Comment author: TheAncientGeek 16 September 2016 03:25:22PM *  1 point [-]

Are you saying the AI will rewrite its goals to make them easier, or will just not be motivated to fill in missing info?

In the first case, why wont it go the whole hog and wirehead? Which is to say, that any AI which is does anything except wireheading will be resistant to that behaviour -- it is something that needs to be solved, and which we can assume has been solved in a sensible AI design.

When we programmed it to "create chocolate bars, here's an incomplete definition D", what we really did was program it to find the easiest thing to create that is compatible with D, and designate them "chocolate bars".

If you programme it with incomplete info, and without any goal to fill in the gaps, then it will have the behaviour you mention...but I'm not seeing the generality. There are many other ways to programme it.

"if the AI is so smart, why would it do stuff we didn't mean?" and "why don't we just make it understand natural language and give it instructions in English?"

An AI that was programmed to attempt to fill in gaps in knowledge it detected, halt if it found conflicts, etc would not behave they way you describe.
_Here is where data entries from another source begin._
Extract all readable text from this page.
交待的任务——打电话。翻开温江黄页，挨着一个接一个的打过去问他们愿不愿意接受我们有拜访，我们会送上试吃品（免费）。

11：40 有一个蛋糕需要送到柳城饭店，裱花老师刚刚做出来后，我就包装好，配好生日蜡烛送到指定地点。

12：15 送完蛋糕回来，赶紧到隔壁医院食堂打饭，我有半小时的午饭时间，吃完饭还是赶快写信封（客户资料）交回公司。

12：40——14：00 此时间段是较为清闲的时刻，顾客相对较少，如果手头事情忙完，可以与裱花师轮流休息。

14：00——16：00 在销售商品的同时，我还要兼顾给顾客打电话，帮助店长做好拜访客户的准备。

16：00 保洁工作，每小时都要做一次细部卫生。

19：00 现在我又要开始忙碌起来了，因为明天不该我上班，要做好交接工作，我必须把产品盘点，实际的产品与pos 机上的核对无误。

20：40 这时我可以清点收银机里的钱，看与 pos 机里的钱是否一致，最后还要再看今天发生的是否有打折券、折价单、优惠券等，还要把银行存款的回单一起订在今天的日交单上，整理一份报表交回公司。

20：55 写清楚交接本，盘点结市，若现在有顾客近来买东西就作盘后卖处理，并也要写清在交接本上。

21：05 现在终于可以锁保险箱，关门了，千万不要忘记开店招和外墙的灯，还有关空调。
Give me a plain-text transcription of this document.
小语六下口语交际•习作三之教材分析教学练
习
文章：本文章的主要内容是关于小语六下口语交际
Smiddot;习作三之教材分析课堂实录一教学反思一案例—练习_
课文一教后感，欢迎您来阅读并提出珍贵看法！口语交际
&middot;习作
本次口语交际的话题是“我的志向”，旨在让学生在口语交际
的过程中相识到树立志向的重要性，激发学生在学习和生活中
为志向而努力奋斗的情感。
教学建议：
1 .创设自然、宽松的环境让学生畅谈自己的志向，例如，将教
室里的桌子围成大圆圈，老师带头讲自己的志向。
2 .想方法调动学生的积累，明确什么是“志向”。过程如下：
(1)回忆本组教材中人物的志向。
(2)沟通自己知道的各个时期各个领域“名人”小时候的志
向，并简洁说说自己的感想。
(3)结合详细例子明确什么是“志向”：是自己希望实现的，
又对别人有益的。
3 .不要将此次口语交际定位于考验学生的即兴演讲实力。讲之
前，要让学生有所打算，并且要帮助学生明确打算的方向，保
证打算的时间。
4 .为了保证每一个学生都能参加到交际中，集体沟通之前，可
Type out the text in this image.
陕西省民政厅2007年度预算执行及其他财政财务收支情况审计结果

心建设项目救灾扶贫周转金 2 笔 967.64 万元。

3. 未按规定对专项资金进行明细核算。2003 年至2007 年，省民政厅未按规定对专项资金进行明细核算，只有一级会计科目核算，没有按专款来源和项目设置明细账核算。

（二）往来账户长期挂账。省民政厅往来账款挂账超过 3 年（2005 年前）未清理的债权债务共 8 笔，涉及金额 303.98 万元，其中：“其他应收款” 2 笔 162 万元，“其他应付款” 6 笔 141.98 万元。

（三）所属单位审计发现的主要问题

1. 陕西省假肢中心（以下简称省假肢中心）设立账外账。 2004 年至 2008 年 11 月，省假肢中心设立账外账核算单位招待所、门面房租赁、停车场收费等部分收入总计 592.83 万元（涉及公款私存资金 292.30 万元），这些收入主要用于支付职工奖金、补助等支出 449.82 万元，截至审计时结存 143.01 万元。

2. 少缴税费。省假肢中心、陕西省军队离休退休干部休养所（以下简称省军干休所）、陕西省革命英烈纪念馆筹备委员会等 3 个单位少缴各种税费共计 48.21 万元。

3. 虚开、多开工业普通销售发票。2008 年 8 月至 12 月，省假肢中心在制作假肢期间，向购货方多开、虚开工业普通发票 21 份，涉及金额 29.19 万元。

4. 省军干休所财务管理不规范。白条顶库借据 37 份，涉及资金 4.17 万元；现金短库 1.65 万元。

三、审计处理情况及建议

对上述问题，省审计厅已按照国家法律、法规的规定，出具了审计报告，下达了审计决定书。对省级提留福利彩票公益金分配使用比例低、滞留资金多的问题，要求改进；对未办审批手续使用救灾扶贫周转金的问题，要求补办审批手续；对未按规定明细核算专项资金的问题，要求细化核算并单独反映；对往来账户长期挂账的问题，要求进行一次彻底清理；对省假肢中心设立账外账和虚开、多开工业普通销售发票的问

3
Consider the objection as actually saying:

"Why has the AI been programmed so as to have selective areas of ignorance and stupidity, which are immune from the learning abilities it displays elsewhere?"

PS This has been discussed before, see

http://lesswrong.com/lw/m5c/debunking_fallacies_in_the_theory_of_ai_motivation/

and

http://lesswrong.com/lw/igf/the_genie_knows_but_doesnt_care/

see particularly

http://lesswrong.com/lw/m5c/debunking_fallacies_in_the_theory_of_ai_motivation/ccpn

Comment author: Stuart_Armstrong 19 September 2016 10:59:28AM 1 point [-]

An AI that was programmed to attempt to fill in gaps in knowledge it detected, halt if it found conflicts, etc would not behave they way you describe.

We don't know how to program a foolproof method of "filling in the gaps" (and a lot of "filling in the gaps" would be a creative process rather that a mere learning one, such as figuring out how to extend natural language concepts to new areas).

And it helps it people speak about this problem in terms of coding, rather than high level concepts, because all the specific examples people have ever come up with for coding learning, have had these kind of flaws. Learning natural language is not some sort of natural category.

Coding learning with some imperfections might be ok if the AI is motivated to merely learn, but is positively pernicious if the AI has other motivations as to what to do with that learning (see my post here for a way of getting around it: https://agentfoundations.org/item?id=947 )

Comment author: jazzkingrt 16 September 2016 05:15:00PM *  0 points [-]

I don't think this problem is very hard to resolve. If an AI is programmed to make sense of natural-language concepts like "chocolate bar", there should be a mechanism to acquire a best-effort understanding. So you could rewrite the motivation as:

"create things which the maximum amount of people understand to be a chocolate bar"

or alternatively:

"create things which the programmer is most likely to have understood to be a chocolate bar".

Comment author: Stuart_Armstrong 19 September 2016 10:52:50AM 1 point [-]

That's just rephrasing one natural language requirement in terms of another. Unless these concepts can be phrased other than in natural language (but then those other phrasings may be susceptible to manipulation).

Comment author: Petter 15 August 2016 07:23:01AM 0 points [-]

Looks like a solid improvement over what’s being used in the paper. Does it introduce any new optimization difficulties?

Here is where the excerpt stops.